To run the AWSSupport-ExecuteEC2Rescue Automation

  1. Open the AWS Systems Manager console at https://console.aws.amazon.com/systems-manager/.

  2. In the navigation pane, choose Automation.

    -or-

    If the AWS Systems Manager home page opens first, choose the menu icon ( ) to open the navigation pane, and then choose Automation.

  3. Choose Execute automation.

  4. In the Automation document section, choose Owned by Amazon from the list.

  5. In the documents list, choose the button in the card for AWSSupport-ExecuteEC2Rescue, and then choose Next.

  6. In the Execute automation document page, choose Simple execution.

  7. In the Document details section, verify that Document version is set to the highest default version. For example, $DEFAULT or 3 (default).

  8. In the Input parameters section, specify the following parameters:

    1. For UnreachableInstanceId, specify the ID of the unreachable instance.

    2. (Optional) For EC2RescueInstanceType, specify an instance type for the EC2Rescue instance. The default instance type is t2.small.

    3. For AutomationAssumeRole, if you created roles for this Automation by using the AWS CloudFormation procedure described earlier in this topic, then choose the ARN of the AssumeRole that you created in the AWS CloudFormation console.

    4. (Optional) For LogDestination, specify an S3 bucket if you want to collect operating system-level logs while troubleshooting your instance. Logs are automatically uploaded to the specified bucket.

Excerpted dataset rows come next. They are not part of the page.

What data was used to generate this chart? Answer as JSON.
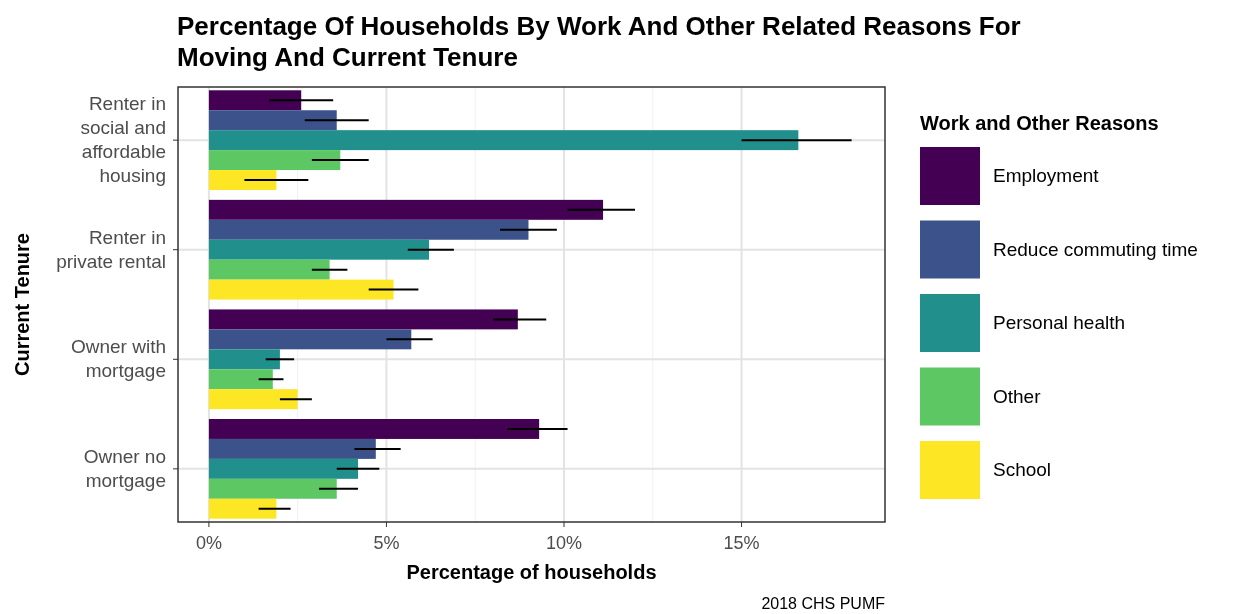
{
  "chart_data": {
    "type": "bar",
    "orientation": "horizontal",
    "title": "Percentage Of Households By Work And Other Related Reasons For Moving And Current Tenure",
    "xlabel": "Percentage of households",
    "ylabel": "Current Tenure",
    "legend_title": "Work and Other Reasons",
    "annotations": [
      "2018 CHS PUMF"
    ],
    "categories": [
      "Renter in social and affordable housing",
      "Renter in private rental",
      "Owner with mortgage",
      "Owner no mortgage"
    ],
    "xlim": [
      -0.87,
      19.04
    ],
    "xticks": [
      {
        "value": 0,
        "label": "0%"
      },
      {
        "value": 5,
        "label": "5%"
      },
      {
        "value": 10,
        "label": "10%"
      },
      {
        "value": 15,
        "label": "15%"
      }
    ],
    "grid": true,
    "legend": "right",
    "series": [
      {
        "name": "Employment",
        "color": "#440154",
        "values": [
          2.6,
          11.1,
          8.7,
          9.3
        ],
        "errors": [
          [
            1.7,
            3.5
          ],
          [
            10.1,
            12.0
          ],
          [
            8.0,
            9.5
          ],
          [
            8.4,
            10.1
          ]
        ]
      },
      {
        "name": "Reduce commuting time",
        "color": "#3b528b",
        "values": [
          3.6,
          9.0,
          5.7,
          4.7
        ],
        "errors": [
          [
            2.7,
            4.5
          ],
          [
            8.2,
            9.8
          ],
          [
            5.0,
            6.3
          ],
          [
            4.1,
            5.4
          ]
        ]
      },
      {
        "name": "Personal health",
        "color": "#21908c",
        "values": [
          16.6,
          6.2,
          2.0,
          4.2
        ],
        "errors": [
          [
            15.0,
            18.1
          ],
          [
            5.6,
            6.9
          ],
          [
            1.6,
            2.4
          ],
          [
            3.6,
            4.8
          ]
        ]
      },
      {
        "name": "Other",
        "color": "#5dc863",
        "values": [
          3.7,
          3.4,
          1.8,
          3.6
        ],
        "errors": [
          [
            2.9,
            4.5
          ],
          [
            2.9,
            3.9
          ],
          [
            1.4,
            2.1
          ],
          [
            3.1,
            4.2
          ]
        ]
      },
      {
        "name": "School",
        "color": "#fde725",
        "values": [
          1.9,
          5.2,
          2.5,
          1.9
        ],
        "errors": [
          [
            1.0,
            2.8
          ],
          [
            4.5,
            5.9
          ],
          [
            2.0,
            2.9
          ],
          [
            1.4,
            2.3
          ]
        ]
      }
    ]
  }
}
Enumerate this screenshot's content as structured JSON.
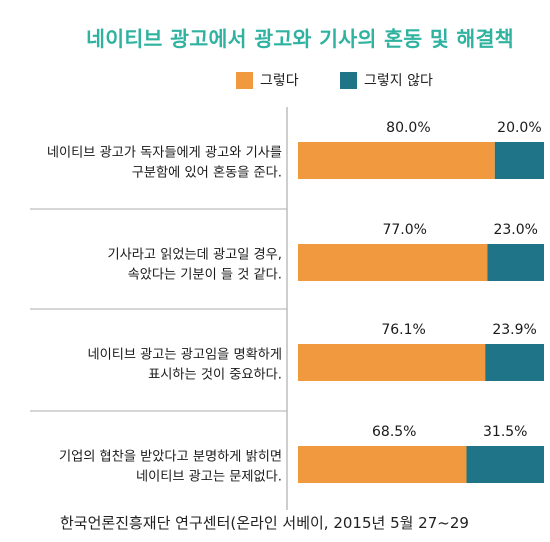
{
  "title": "네이티브 광고에서 광고와 기사의 혼동 및 해결책",
  "colors": {
    "title": "#2fb3a0",
    "agree": "#f0993f",
    "disagree": "#1f7488",
    "separator": "#bdbdbd"
  },
  "source": "한국언론진흥재단 연구센터(온라인 서베이, 2015년 5월 27~29",
  "chart_data": {
    "type": "bar",
    "orientation": "horizontal",
    "stacked": true,
    "unit": "%",
    "xlim": [
      0,
      100
    ],
    "legend_position": "top",
    "series": [
      {
        "name": "그렇다",
        "values": [
          80.0,
          77.0,
          76.1,
          68.5
        ],
        "labels": [
          "80.0%",
          "77.0%",
          "76.1%",
          "68.5%"
        ]
      },
      {
        "name": "그렇지 않다",
        "values": [
          20.0,
          23.0,
          23.9,
          31.5
        ],
        "labels": [
          "20.0%",
          "23.0%",
          "23.9%",
          "31.5%"
        ]
      }
    ],
    "categories": [
      [
        "네이티브 광고가 독자들에게 광고와 기사를",
        "구분함에 있어 혼동을 준다."
      ],
      [
        "기사라고 읽었는데 광고일 경우,",
        "속았다는 기분이 들 것 같다."
      ],
      [
        "네이티브 광고는 광고임을 명확하게",
        "표시하는 것이  중요하다."
      ],
      [
        "기업의 협찬을 받았다고 분명하게 밝히면",
        "네이티브 광고는 문제없다."
      ]
    ]
  }
}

    5. For SubnetId, specify a subnet in an existing VPC in the same availability zone as the unreachable instance. By default, Systems Manager creates a new VPC, but you can specify a subnet in an existing VPC if you want.

      Note

      If you don't see the option to specify a bucket or a subnet ID, verify that you are using the latest Default version of the document.

  9. (Optional) In the Tags area, apply one or more tag key name/value pairs to help identify the execution, for example Key=Purpose,Value=EC2Rescue.

  10. Choose Execute.

The Automation creates a backup AMI as part of the workflow. All other resources created by the Automation workflow are automatically deleted, but this AMI remains in your account. The AMI is named using the following convention:

Backup AMI: AWSSupport-EC2Rescue:UnreachableInstanceId

You can locate this AMI in the Amazon EC2 console by searching on the Automation execution ID.